How should companies address those challenges in a socially responsible way? When is it appropriate to publicize scientific data? Should news reporters limit coverage to large, controlled, late-stage trials? How should media convey scientific data? The Journal of the American Medical Association recently raised those questions when it published a theme issue on the peer review process in biomedical publications. Two studies specifically address growing concerns about reporting scientific data to the public.

An examination of press releases issued by scientific journals found that such communications exaggerated the value of data and failed to include the role of industry funding. In a separate study, the same group determined that abstracts from national medical meetings received news coverage without prior evaluation by the scientific community. The authors expressed particular concern about the types of abstracts that received attention, because many were based on preclinical findings or studies involving small patient populations. Approximately one-quarter of the study data presented at medical meetings and promoted through press releases remained unpublished in scientific journals up to three years after the event.

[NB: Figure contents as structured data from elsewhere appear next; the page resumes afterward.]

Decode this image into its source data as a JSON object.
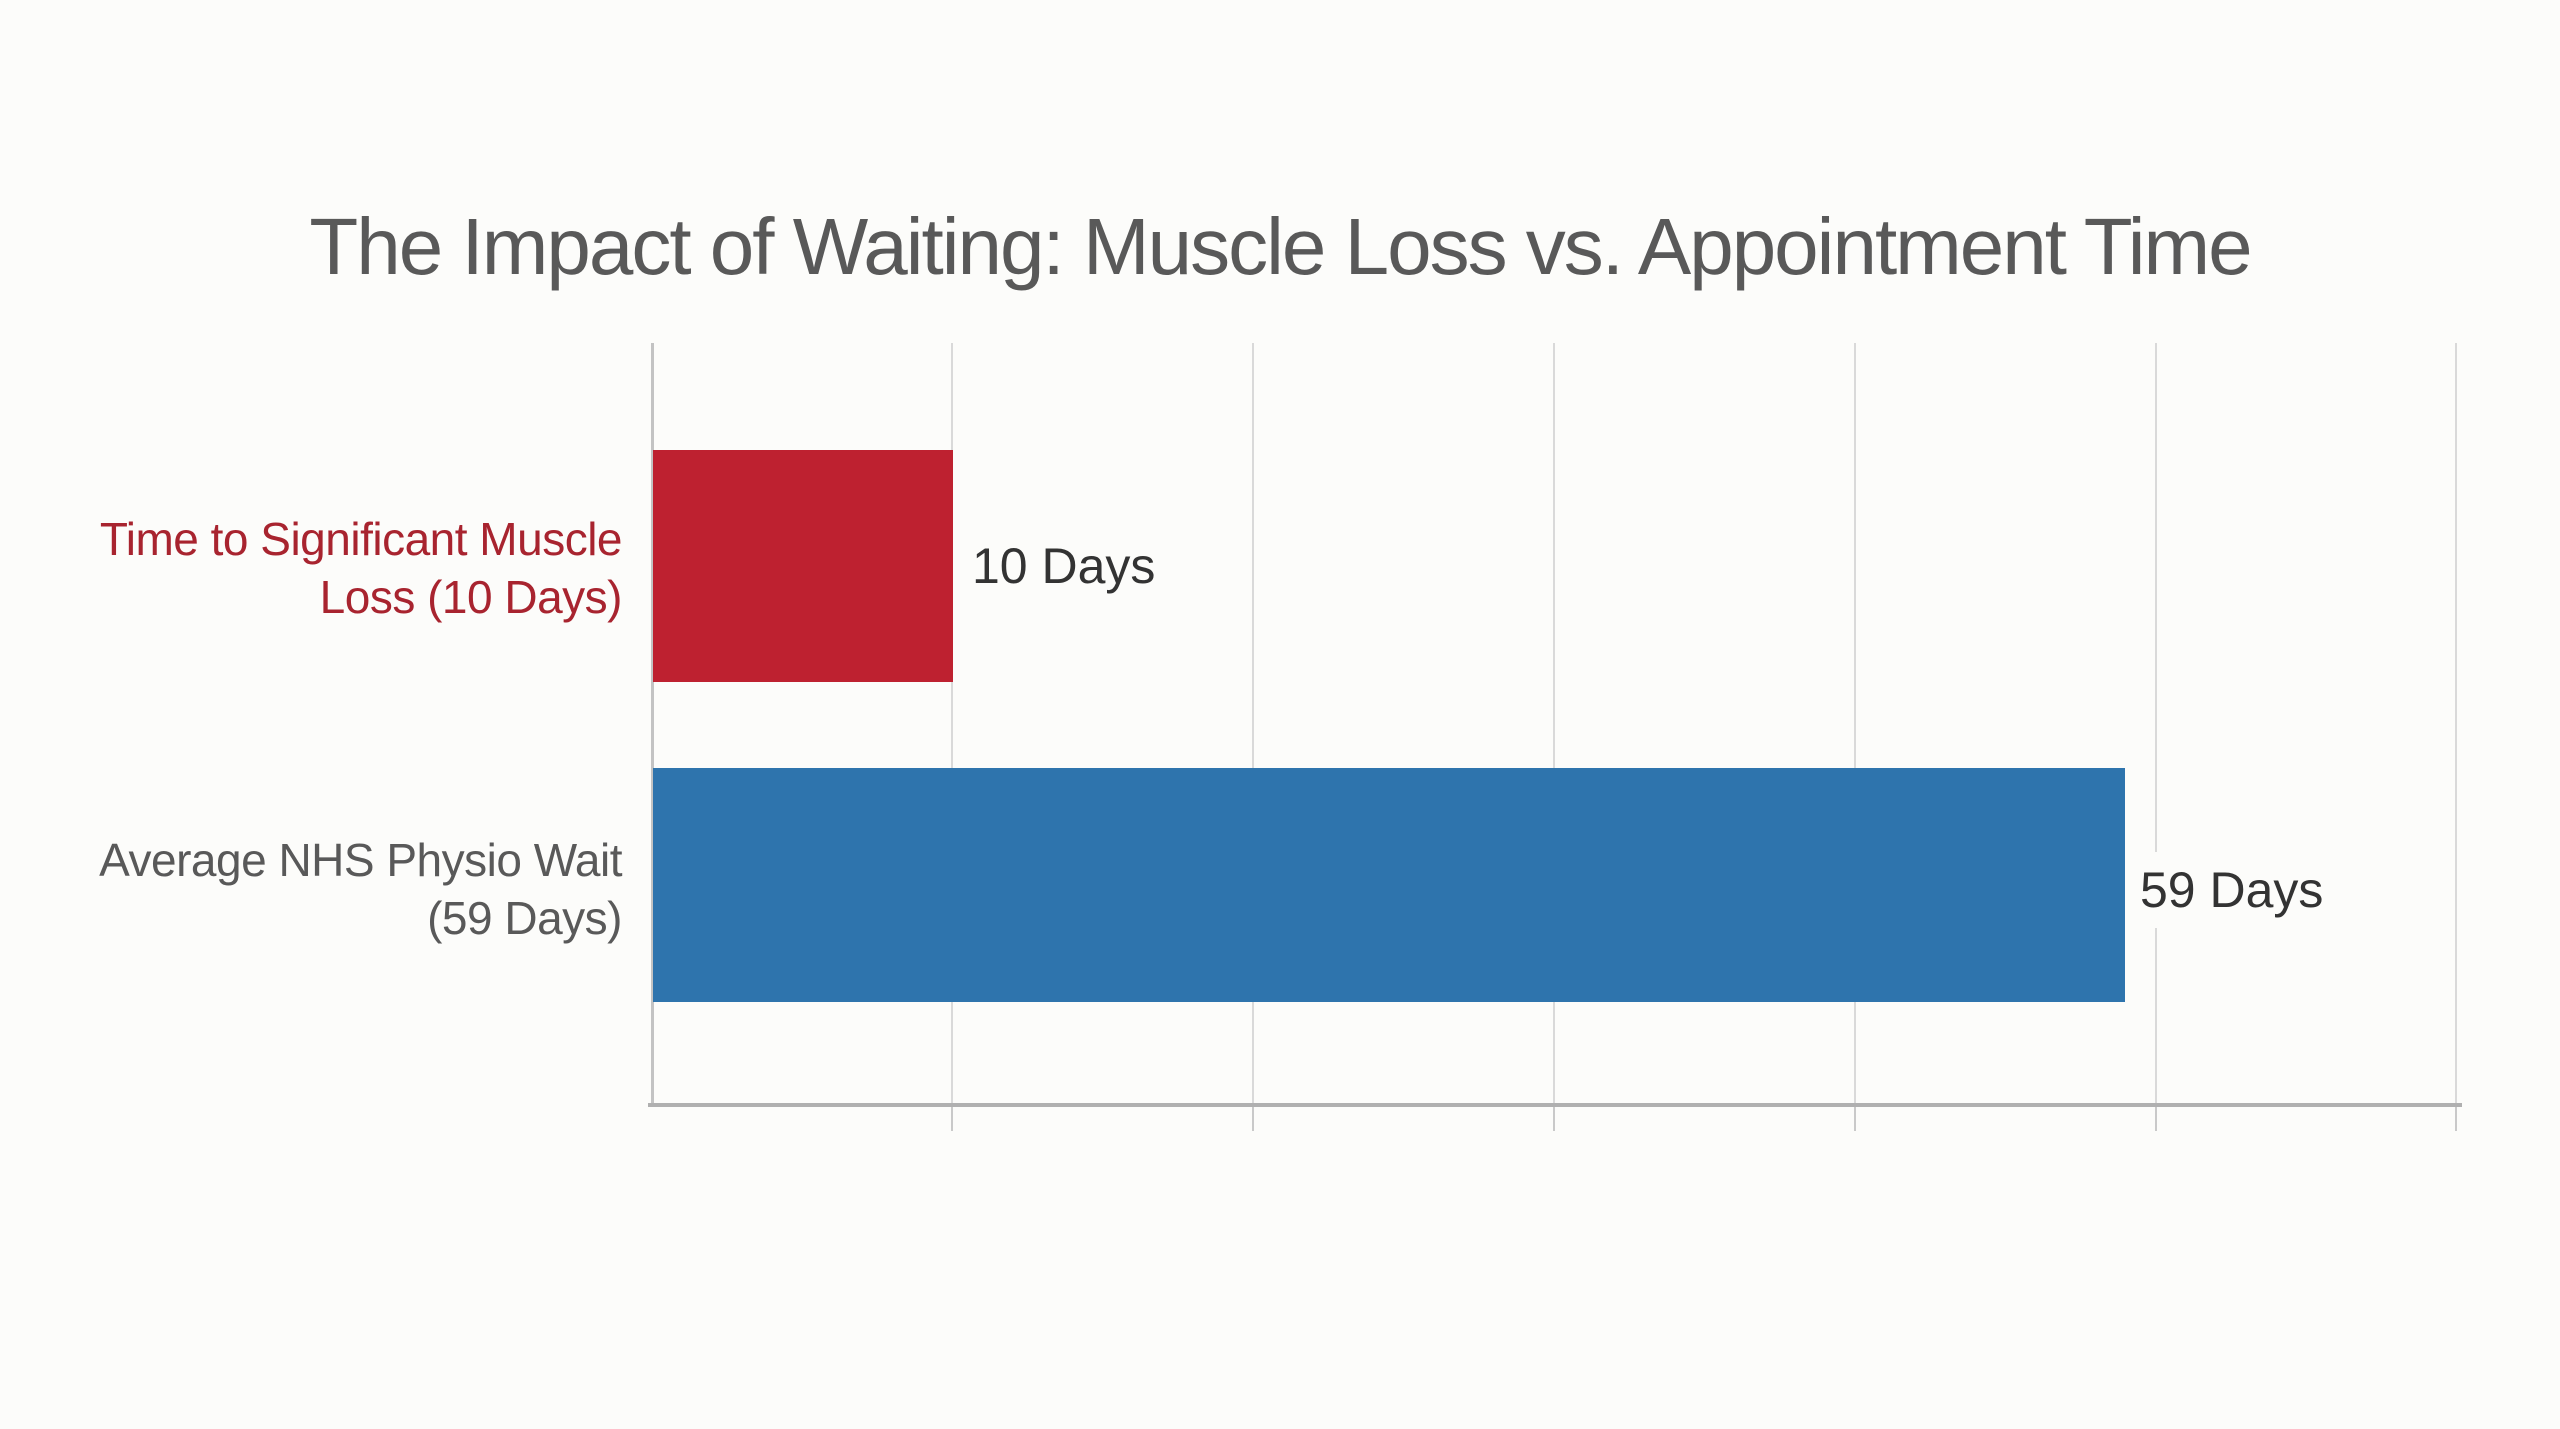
{
  "page": {
    "background_color": "#FCFCFA"
  },
  "chart": {
    "title": "The Impact of Waiting: Muscle Loss vs. Appointment Time",
    "title_color": "#595959",
    "bars": [
      {
        "category_line1": "Time to Significant Muscle",
        "category_line2": "Loss (10 Days)",
        "category_color": "#A8242F",
        "value": 10,
        "value_label": "10 Days",
        "bar_color": "#BE2130"
      },
      {
        "category_line1": "Average NHS Physio Wait",
        "category_line2": "(59 Days)",
        "category_color": "#595959",
        "value": 59,
        "value_label": "59 Days",
        "bar_color": "#2E74AD"
      }
    ],
    "axis": {
      "gridline_color": "#D9D9D9",
      "baseline_color": "#B0B0B0",
      "vertical_gridline_count": 7,
      "tick_labels_visible": false
    }
  },
  "chart_data": {
    "type": "bar",
    "orientation": "horizontal",
    "title": "The Impact of Waiting: Muscle Loss vs. Appointment Time",
    "categories": [
      "Time to Significant Muscle Loss (10 Days)",
      "Average NHS Physio Wait (59 Days)"
    ],
    "values": [
      10,
      59
    ],
    "unit": "days",
    "data_labels": [
      "10 Days",
      "59 Days"
    ],
    "bar_colors": [
      "#BE2130",
      "#2E74AD"
    ],
    "category_label_colors": [
      "#A8242F",
      "#595959"
    ],
    "xlabel": "",
    "ylabel": "",
    "x_tick_labels": [],
    "grid": "vertical gridlines only, evenly spaced, no numeric axis labels",
    "legend": false
  }
}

Although the authors fault journal editors and meeting organizers for the preliminary coverage of medical news, those issues ultimately have a negative impact on the pharma industry and the agencies that serve the industry.

Wall Street's financial expectations impose new pressure on the industry to communicate data at an early stage. The resulting news coverage affects both patients and physicians. According to a Wall Street Journal article, "Leaky Lid on Science News" by S. Hensley, et al., July 25, 2002, one study found that news coverage of scientific data also influences clinicians who cite studies that appear in the lay press more often than studies that do not. Investors regularly use information released by the pharma industry for progress reports and financial analyses.

With careful planning and appropriate language, communicators can disseminate scientific data responsibly, both to the public, and to the Street. Reports of clinical trial data always should include the type of study, such as placebo-controlled or double-blind, as well as the number of patients in all arms of the study population. Second, press releases should express data numerically rather than by description, provide both absolute and relative percentages, and clearly indicate statistical significance or trends. Third, communicators should only use adjectives such as "landmark" or "breakthrough" when a study is truly a landmark or the data represents significant new learning. Finally, press releases should reveal investigators' relationships with study sponsors.

The burden of appropriately reporting data to the media and the public rests on the pharma industry. Failure to provide suitable reports may result in the requirement that FDA approve all communications before they are distributed. Or, the industry could impose a set of guidelines on itself for the presentation of scientific data to the public. Such self-regulation would ensure that data are conveyed accurately and reported responsibly. In so doing, public relations counselors could help pharma companies be perceived as more trusted sources of clinical information.